Polanski : 30 ans après, on oublie tout ?

Publié le 28 septembre 2009 par Jclauded
Le fameux cinéaste Roman Polanski vient de se faire piéger en Suisse, où la police a mis en force un mandat d’arrêt international délivré par la justice américaine contre lui, il y a 30 ans.
La justification du mandat découle d’un procès contre Polanski en 1977, à Los Angeles, où il était accusé d’avoir drogué et violé une petite fille de 13 ans.
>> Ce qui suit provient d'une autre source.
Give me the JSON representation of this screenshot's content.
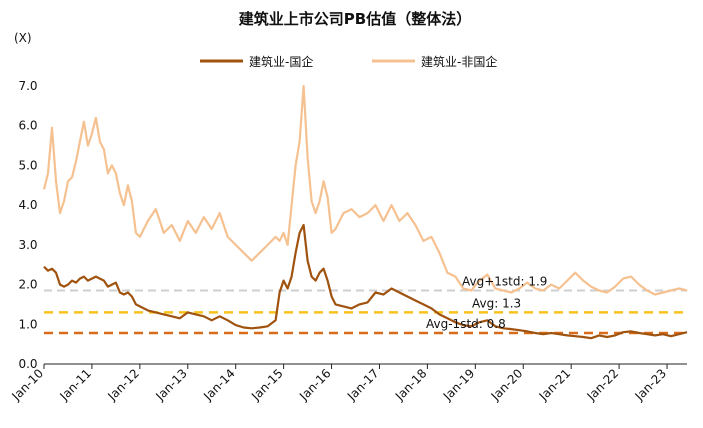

Incarcéré puis libéré sous caution après 47 jours, le procès traîna pendant près d’un an lorsque Polanski décida d’acheter un billet « aller simple » vers Paris pour se sauver des USA et du procès. Il donna comme raison, pour avoir échappé au tribunal californien, le fait que le juge cherchait de la publicité personnelle et faisait durer le procès inutilement. De plus, selon lui, le magistrat n’était supposément pas en accord avec une prétendue entente entre son avocat et le procureur américain à l’effet qu’il acceptait de plaider coupable pour détournement de mineure à la condition que les charges pour viol soient abandonnées.
Depuis, il n’est jamais revenu aux USA, même pas pour accepter l’Oscar du meilleur réalisateur pour son film le Pianiste. Français d’origine polonaise, il était protégé en France par son statut, mais lorsqu’il se déplaçait en Europe et dans le monde et découvrait qu’il y avait une possibilité qu’il soit arrêté et extradé, il annulait le voyage, souvent à la dernière minute. J’ai souvent été surpris qu’il ne soit pas arrêté lors de ses déplacements qui étaient largement rapportés dans les mass media.
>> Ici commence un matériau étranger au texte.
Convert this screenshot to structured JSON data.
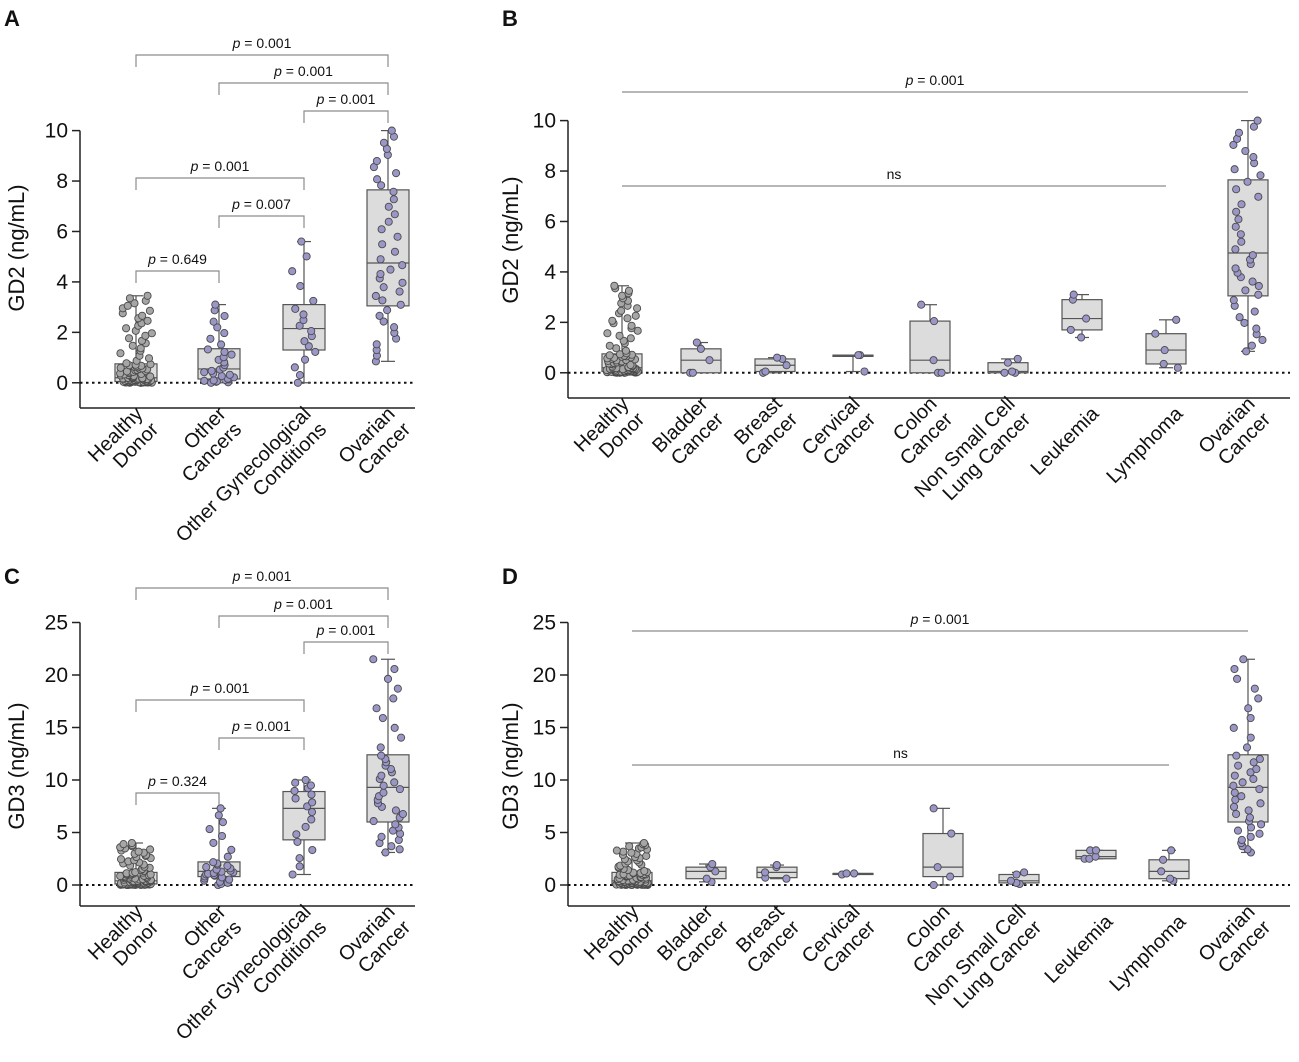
{
  "chart_data": [
    {
      "panel": "A",
      "type": "boxplot",
      "ylabel": "GD2 (ng/mL)",
      "ylim": [
        -1,
        10.5
      ],
      "yticks": [
        0,
        2,
        4,
        6,
        8,
        10
      ],
      "categories": [
        [
          "Healthy",
          "Donor"
        ],
        [
          "Other",
          "Cancers"
        ],
        [
          "Other Gynecological",
          "Conditions"
        ],
        [
          "Ovarian",
          "Cancer"
        ]
      ],
      "boxes": [
        {
          "q1": 0.05,
          "median": 0.2,
          "q3": 0.75,
          "min": 0.0,
          "max": 3.45,
          "n": 110
        },
        {
          "q1": 0.15,
          "median": 0.55,
          "q3": 1.35,
          "min": 0.0,
          "max": 3.1,
          "n": 32
        },
        {
          "q1": 1.3,
          "median": 2.15,
          "q3": 3.1,
          "min": 0.0,
          "max": 5.6,
          "n": 18
        },
        {
          "q1": 3.05,
          "median": 4.75,
          "q3": 7.65,
          "min": 0.85,
          "max": 10.0,
          "n": 40
        }
      ],
      "comparisons": [
        {
          "from": 0,
          "to": 3,
          "label": "= 0.001"
        },
        {
          "from": 1,
          "to": 3,
          "label": "= 0.001"
        },
        {
          "from": 2,
          "to": 3,
          "label": "= 0.001"
        },
        {
          "from": 0,
          "to": 2,
          "label": "= 0.001"
        },
        {
          "from": 1,
          "to": 2,
          "label": "= 0.007"
        },
        {
          "from": 0,
          "to": 1,
          "label": "= 0.649"
        }
      ]
    },
    {
      "panel": "B",
      "type": "boxplot",
      "ylabel": "GD2 (ng/mL)",
      "ylim": [
        -1,
        10.5
      ],
      "yticks": [
        0,
        2,
        4,
        6,
        8,
        10
      ],
      "categories": [
        [
          "Healthy",
          "Donor"
        ],
        [
          "Bladder",
          "Cancer"
        ],
        [
          "Breast",
          "Cancer"
        ],
        [
          "Cervical",
          "Cancer"
        ],
        [
          "Colon",
          "Cancer"
        ],
        [
          "Non Small Cell",
          "Lung Cancer"
        ],
        [
          "Leukemia"
        ],
        [
          "Lymphoma"
        ],
        [
          "Ovarian",
          "Cancer"
        ]
      ],
      "boxes": [
        {
          "q1": 0.05,
          "median": 0.2,
          "q3": 0.75,
          "min": 0.0,
          "max": 3.45,
          "n": 110
        },
        {
          "q1": 0.0,
          "median": 0.5,
          "q3": 0.95,
          "min": 0.0,
          "max": 1.2,
          "n": 5
        },
        {
          "q1": 0.05,
          "median": 0.3,
          "q3": 0.55,
          "min": 0.0,
          "max": 0.6,
          "n": 5
        },
        {
          "q1": 0.65,
          "median": 0.7,
          "q3": 0.7,
          "min": 0.05,
          "max": 0.7,
          "n": 3
        },
        {
          "q1": 0.0,
          "median": 0.5,
          "q3": 2.05,
          "min": 0.0,
          "max": 2.7,
          "n": 5
        },
        {
          "q1": 0.0,
          "median": 0.05,
          "q3": 0.4,
          "min": 0.0,
          "max": 0.55,
          "n": 5
        },
        {
          "q1": 1.7,
          "median": 2.15,
          "q3": 2.9,
          "min": 1.4,
          "max": 3.1,
          "n": 5
        },
        {
          "q1": 0.35,
          "median": 0.9,
          "q3": 1.55,
          "min": 0.2,
          "max": 2.1,
          "n": 5
        },
        {
          "q1": 3.05,
          "median": 4.75,
          "q3": 7.65,
          "min": 0.85,
          "max": 10.0,
          "n": 40
        }
      ],
      "comparisons": [
        {
          "from": 0,
          "to": 8,
          "label": "= 0.001"
        },
        {
          "from": 0,
          "to": 7,
          "label": "ns"
        }
      ]
    },
    {
      "panel": "C",
      "type": "boxplot",
      "ylabel": "GD3 (ng/mL)",
      "ylim": [
        -2,
        26
      ],
      "yticks": [
        0,
        5,
        10,
        15,
        20,
        25
      ],
      "categories": [
        [
          "Healthy",
          "Donor"
        ],
        [
          "Other",
          "Cancers"
        ],
        [
          "Other Gynecological",
          "Conditions"
        ],
        [
          "Ovarian",
          "Cancer"
        ]
      ],
      "boxes": [
        {
          "q1": 0.1,
          "median": 0.4,
          "q3": 1.2,
          "min": 0.0,
          "max": 4.0,
          "n": 110
        },
        {
          "q1": 0.8,
          "median": 1.3,
          "q3": 2.2,
          "min": 0.0,
          "max": 7.3,
          "n": 32
        },
        {
          "q1": 4.3,
          "median": 7.3,
          "q3": 8.9,
          "min": 1.0,
          "max": 10.0,
          "n": 18
        },
        {
          "q1": 6.0,
          "median": 9.3,
          "q3": 12.4,
          "min": 3.1,
          "max": 21.5,
          "n": 40
        }
      ],
      "comparisons": [
        {
          "from": 0,
          "to": 3,
          "label": "= 0.001"
        },
        {
          "from": 1,
          "to": 3,
          "label": "= 0.001"
        },
        {
          "from": 2,
          "to": 3,
          "label": "= 0.001"
        },
        {
          "from": 0,
          "to": 2,
          "label": "= 0.001"
        },
        {
          "from": 1,
          "to": 2,
          "label": "= 0.001"
        },
        {
          "from": 0,
          "to": 1,
          "label": "= 0.324"
        }
      ]
    },
    {
      "panel": "D",
      "type": "boxplot",
      "ylabel": "GD3 (ng/mL)",
      "ylim": [
        -2,
        26
      ],
      "yticks": [
        0,
        5,
        10,
        15,
        20,
        25
      ],
      "categories": [
        [
          "Healthy",
          "Donor"
        ],
        [
          "Bladder",
          "Cancer"
        ],
        [
          "Breast",
          "Cancer"
        ],
        [
          "Cervical",
          "Cancer"
        ],
        [
          "Colon",
          "Cancer"
        ],
        [
          "Non Small Cell",
          "Lung Cancer"
        ],
        [
          "Leukemia"
        ],
        [
          "Lymphoma"
        ],
        [
          "Ovarian",
          "Cancer"
        ]
      ],
      "boxes": [
        {
          "q1": 0.1,
          "median": 0.4,
          "q3": 1.2,
          "min": 0.0,
          "max": 4.0,
          "n": 110
        },
        {
          "q1": 0.6,
          "median": 1.3,
          "q3": 1.7,
          "min": 0.3,
          "max": 2.0,
          "n": 5
        },
        {
          "q1": 0.7,
          "median": 1.2,
          "q3": 1.7,
          "min": 0.6,
          "max": 1.9,
          "n": 5
        },
        {
          "q1": 1.0,
          "median": 1.1,
          "q3": 1.1,
          "min": 1.0,
          "max": 1.1,
          "n": 3
        },
        {
          "q1": 0.8,
          "median": 1.7,
          "q3": 4.9,
          "min": 0.0,
          "max": 7.3,
          "n": 5
        },
        {
          "q1": 0.2,
          "median": 0.4,
          "q3": 1.0,
          "min": 0.1,
          "max": 1.2,
          "n": 5
        },
        {
          "q1": 2.5,
          "median": 2.7,
          "q3": 3.3,
          "min": 2.5,
          "max": 3.3,
          "n": 5
        },
        {
          "q1": 0.6,
          "median": 1.3,
          "q3": 2.4,
          "min": 0.4,
          "max": 3.3,
          "n": 5
        },
        {
          "q1": 6.0,
          "median": 9.3,
          "q3": 12.4,
          "min": 3.1,
          "max": 21.5,
          "n": 40
        }
      ],
      "comparisons": [
        {
          "from": 0,
          "to": 8,
          "label": "= 0.001"
        },
        {
          "from": 0,
          "to": 7,
          "label": "ns"
        }
      ]
    }
  ],
  "colors": {
    "box_fill": "#dcdcdc",
    "healthy_point": "#a6a6a6",
    "sample_point": "#9a97c8",
    "point_edge": "#4a4a4a",
    "axis": "#222222",
    "bracket": "#8c8c8c",
    "line": "#555555"
  }
}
Aujourd’hui, trois ministres dont deux du gouvernement français, Frédéric Mitterrand de la culture et Bernard Kouchner des affaires extérieures et Radoslaw Sikorski, chef de la diplomatie polonaise, se montrent scandalisés par cette arrestation et réclament la libération de celui qui est, pour eux, « l’un des cinéastes les plus extraordinaires de notre époque ». Kouchner affirme en avoir parlé à son président qui, dit il, « est au même diapason d’émotion que moi ». Il est question que Kouchner parle à la secrétaire d’état américaine Hillary Clinton pour qu’elle obtienne sa libération et que possiblement le président Obama le gracie. Personnellement, je serais surpris que le président français, le président américain et la secrétaire Clinton s’occupent de ce dossier.
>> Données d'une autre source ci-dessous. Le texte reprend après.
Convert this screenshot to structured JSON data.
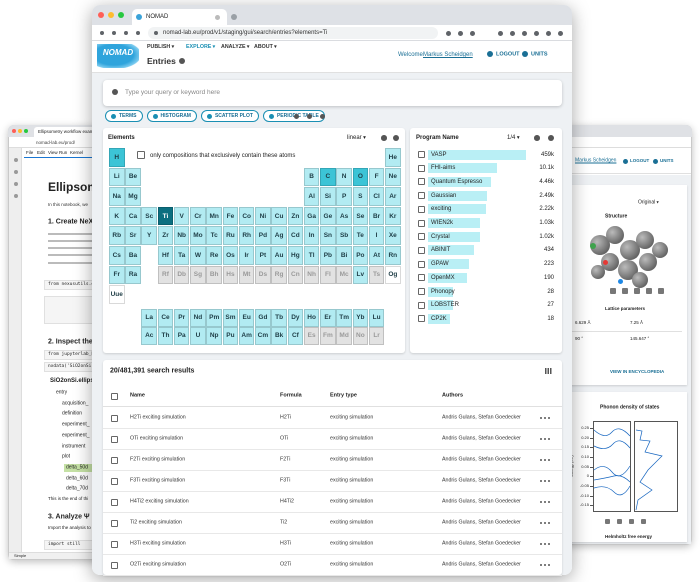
{
  "left_window": {
    "tab": "Ellipsometry workflow exam",
    "url": "nomad-lab.eu/prod/",
    "menu": [
      "File",
      "Edit",
      "View",
      "Run",
      "Kernel"
    ],
    "heading": "Ellipsometr",
    "intro": "In this notebook, we",
    "section1": "1. Create NeX",
    "code1": "from nexusutils.da",
    "section2": "2. Inspect the",
    "code2": "from jupyterlab_h5",
    "code3": "nxdata('SiO2onSi.ell",
    "tree": [
      "SiO2onSi.ellips",
      "entry",
      "acquisition_",
      "definition",
      "experiment_",
      "experiment_",
      "instrument",
      "plot",
      "delta_50d",
      "delta_60d",
      "delta_70d"
    ],
    "end_note": "This is the end of thi",
    "section3": "3. Analyze Ψ",
    "note3": "Import the analysis to",
    "code4": "import still",
    "status": "Simple"
  },
  "right_window": {
    "user": "Markus Scheidgen",
    "logout": "LOGOUT",
    "units": "UNITS",
    "view": "Original",
    "structure": "Structure",
    "lattice_title": "Lattice parameters",
    "lattice": [
      "6.629 Å",
      "7.25 Å",
      "90 °",
      "145.647 °"
    ],
    "encyclopedia": "VIEW IN ENCYCLOPEDIA",
    "phonon_title": "Phonon density of states",
    "ylabel": "Energy (eV)",
    "ylim": [
      -0.175,
      0.275
    ],
    "yticks": [
      {
        "value": 0.25,
        "label": "0.25"
      },
      {
        "value": 0.2,
        "label": "0.20"
      },
      {
        "value": 0.15,
        "label": "0.15"
      },
      {
        "value": 0.1,
        "label": "0.10"
      },
      {
        "value": 0.05,
        "label": "0.05"
      },
      0,
      {
        "value": -0.05,
        "label": "-0.05"
      },
      {
        "value": -0.1,
        "label": "-0.10"
      },
      {
        "value": -0.15,
        "label": "-0.15"
      }
    ],
    "helmholtz": "Helmholtz free energy"
  },
  "browser": {
    "tab": "NOMAD",
    "url": "nomad-lab.eu/prod/v1/staging/gui/search/entries?elements=Ti"
  },
  "header": {
    "logo": "NOMAD",
    "menu": [
      "PUBLISH",
      "EXPLORE",
      "ANALYZE",
      "ABOUT"
    ],
    "title": "Entries",
    "welcome": "Welcome",
    "user": "Markus Scheidgen",
    "logout": "LOGOUT",
    "units": "UNITS"
  },
  "search": {
    "placeholder": "Type your query or keyword here",
    "buttons": [
      "TERMS",
      "HISTOGRAM",
      "SCATTER PLOT",
      "PERIODIC TABLE"
    ]
  },
  "elements_card": {
    "title": "Elements",
    "scale": "linear",
    "exclusive": "only compositions that exclusively contain these atoms",
    "symbols": [
      "H",
      "He",
      "Li",
      "Be",
      "B",
      "C",
      "N",
      "O",
      "F",
      "Ne",
      "Na",
      "Mg",
      "Al",
      "Si",
      "P",
      "S",
      "Cl",
      "Ar",
      "K",
      "Ca",
      "Sc",
      "Ti",
      "V",
      "Cr",
      "Mn",
      "Fe",
      "Co",
      "Ni",
      "Cu",
      "Zn",
      "Ga",
      "Ge",
      "As",
      "Se",
      "Br",
      "Kr",
      "Rb",
      "Sr",
      "Y",
      "Zr",
      "Nb",
      "Mo",
      "Tc",
      "Ru",
      "Rh",
      "Pd",
      "Ag",
      "Cd",
      "In",
      "Sn",
      "Sb",
      "Te",
      "I",
      "Xe",
      "Cs",
      "Ba",
      "La",
      "Ce",
      "Pr",
      "Nd",
      "Pm",
      "Sm",
      "Eu",
      "Gd",
      "Tb",
      "Dy",
      "Ho",
      "Er",
      "Tm",
      "Yb",
      "Lu",
      "Hf",
      "Ta",
      "W",
      "Re",
      "Os",
      "Ir",
      "Pt",
      "Au",
      "Hg",
      "Tl",
      "Pb",
      "Bi",
      "Po",
      "At",
      "Rn",
      "Fr",
      "Ra",
      "Ac",
      "Th",
      "Pa",
      "U",
      "Np",
      "Pu",
      "Am",
      "Cm",
      "Bk",
      "Cf",
      "Es",
      "Fm",
      "Md",
      "No",
      "Lr",
      "Rf",
      "Db",
      "Sg",
      "Bh",
      "Hs",
      "Mt",
      "Ds",
      "Rg",
      "Cn",
      "Nh",
      "Fl",
      "Mc",
      "Lv",
      "Ts",
      "Og",
      "Uue"
    ],
    "colors": [
      "#3cc4d6",
      "#b2ebf2",
      "#b2ebf2",
      "#b2ebf2",
      "#b2ebf2",
      "#3cc4d6",
      "#b2ebf2",
      "#3cc4d6",
      "#b2ebf2",
      "#b2ebf2",
      "#b2ebf2",
      "#b2ebf2",
      "#b2ebf2",
      "#b2ebf2",
      "#b2ebf2",
      "#b2ebf2",
      "#b2ebf2",
      "#b2ebf2",
      "#b2ebf2",
      "#b2ebf2",
      "#b2ebf2",
      "#0b6f80",
      "#b2ebf2",
      "#b2ebf2",
      "#b2ebf2",
      "#b2ebf2",
      "#b2ebf2",
      "#b2ebf2",
      "#b2ebf2",
      "#b2ebf2",
      "#b2ebf2",
      "#b2ebf2",
      "#b2ebf2",
      "#b2ebf2",
      "#b2ebf2",
      "#b2ebf2",
      "#b2ebf2",
      "#b2ebf2",
      "#b2ebf2",
      "#b2ebf2",
      "#b2ebf2",
      "#b2ebf2",
      "#b2ebf2",
      "#b2ebf2",
      "#b2ebf2",
      "#b2ebf2",
      "#b2ebf2",
      "#b2ebf2",
      "#b2ebf2",
      "#b2ebf2",
      "#b2ebf2",
      "#b2ebf2",
      "#b2ebf2",
      "#b2ebf2",
      "#b2ebf2",
      "#b2ebf2",
      "#b2ebf2",
      "#b2ebf2",
      "#b2ebf2",
      "#b2ebf2",
      "#b2ebf2",
      "#b2ebf2",
      "#b2ebf2",
      "#b2ebf2",
      "#b2ebf2",
      "#b2ebf2",
      "#b2ebf2",
      "#b2ebf2",
      "#b2ebf2",
      "#b2ebf2",
      "#b2ebf2",
      "#b2ebf2",
      "#b2ebf2",
      "#b2ebf2",
      "#b2ebf2",
      "#b2ebf2",
      "#b2ebf2",
      "#b2ebf2",
      "#b2ebf2",
      "#b2ebf2",
      "#b2ebf2",
      "#b2ebf2",
      "#b2ebf2",
      "#b2ebf2",
      "#b2ebf2",
      "#b2ebf2",
      "#b2ebf2",
      "#b2ebf2",
      "#b2ebf2",
      "#b2ebf2",
      "#b2ebf2",
      "#b2ebf2",
      "#b2ebf2",
      "#b2ebf2",
      "#b2ebf2",
      "#b2ebf2",
      "#b2ebf2",
      "#b2ebf2",
      "#e2e2e2",
      "#e2e2e2",
      "#e2e2e2",
      "#e2e2e2",
      "#e2e2e2",
      "#e2e2e2",
      "#e2e2e2",
      "#e2e2e2",
      "#e2e2e2",
      "#e2e2e2",
      "#e2e2e2",
      "#e2e2e2",
      "#e2e2e2",
      "#e2e2e2",
      "#e2e2e2",
      "#e2e2e2",
      "#e2e2e2",
      "#b2ebf2",
      "#e2e2e2"
    ]
  },
  "program_card": {
    "title": "Program Name",
    "page": "1/4",
    "scale": "log",
    "color": "#b9eff5",
    "names": [
      "VASP",
      "FHI-aims",
      "Quantum Espresso",
      "Gaussian",
      "exciting",
      "WIEN2k",
      "Crystal",
      "ABINIT",
      "GPAW",
      "OpenMX",
      "Phonopy",
      "LOBSTER",
      "CP2K"
    ],
    "values": [
      459000,
      10100,
      4460,
      2490,
      2220,
      1030,
      1020,
      434,
      223,
      190,
      28,
      27,
      18
    ],
    "value_labels": [
      "459k",
      "10.1k",
      "4.46k",
      "2.49k",
      "2.22k",
      "1.03k",
      "1.02k",
      "434",
      "223",
      "190",
      "28",
      "27",
      "18"
    ]
  },
  "results": {
    "title": "20/481,391 search results",
    "columns": [
      "Name",
      "Formula",
      "Entry type",
      "Authors"
    ],
    "rows": [
      [
        "H2Ti exciting simulation",
        "H2Ti",
        "exciting simulation",
        "Andris Gulans, Stefan Goedecker"
      ],
      [
        "OTi exciting simulation",
        "OTi",
        "exciting simulation",
        "Andris Gulans, Stefan Goedecker"
      ],
      [
        "F2Ti exciting simulation",
        "F2Ti",
        "exciting simulation",
        "Andris Gulans, Stefan Goedecker"
      ],
      [
        "F3Ti exciting simulation",
        "F3Ti",
        "exciting simulation",
        "Andris Gulans, Stefan Goedecker"
      ],
      [
        "H4Ti2 exciting simulation",
        "H4Ti2",
        "exciting simulation",
        "Andris Gulans, Stefan Goedecker"
      ],
      [
        "Ti2 exciting simulation",
        "Ti2",
        "exciting simulation",
        "Andris Gulans, Stefan Goedecker"
      ],
      [
        "H3Ti exciting simulation",
        "H3Ti",
        "exciting simulation",
        "Andris Gulans, Stefan Goedecker"
      ],
      [
        "O2Ti exciting simulation",
        "O2Ti",
        "exciting simulation",
        "Andris Gulans, Stefan Goedecker"
      ]
    ]
  }
}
Cette attitude des ministres me révolte tout comme celle des membres de la communauté cinématographique française qui monte dans les rideaux, depuis l’arrestation. Si cette petite fille de 13 ans avait été la leur, est-ce qu’après 31 ans, un ou l’autre aurait tout oublié ? Si Polanski n’était pas un personnage VIP, est-ce qu’ils monteraient sur les tréteaux pour demander sa libération ? La justice, qu’elle soit française, polonaise ou américaine n’a-t-elle pas l’obligation de rattraper un fuyard et de continuer les poursuites pour les gestes infâmes dont il est accusé ? Il ne faut pas déplacer le problème.
Si Polanski a fui si longtemps, n’est-ce pas le signe qu’il se savait coupable ? Avec ses millions et sûr de son innocence, Roman Polanski pouvait retenir les services des meilleurs avocats et plaider sa cause en cour, jusqu’à la fin. Non, cet homme important a fui en accusant le juge de perversion, par personnes interposées. Cela ne me semble qu’un faux-fuyant indéfendable.
Je suis triste de ce qui arrive à Polanski car je suis un de ses fans depuis son film Chinatown. J’ai déploré la mort de son épouse Sharon Tate, tuée par le groupe du fou Manson. Depuis, il nous a donné de bons moments avec des films inoubliables. Mais cela ne doit pas influencer notre jugement personnel surtout lorsqu’une telle question de justice est en jeu.
Par ailleurs, les journaux rapportent que la victime de 13 ans, qui aujourd’hui a 43 ans, est prête maintenant à pardonner à Polanski pour ce qu’il lui a fait subir ce jour-là, en 1977. Est-ce que cela veut dire que le procès doit être annulé et que l’accusation ne tient plus ? Je ne crois pas et je ne sais pas si ce nouvel aspect peut aider Polanski en cour, s’il s’y rend, mais il me semble que c’est là, seulement, que cette tragique histoire peut prendre fin.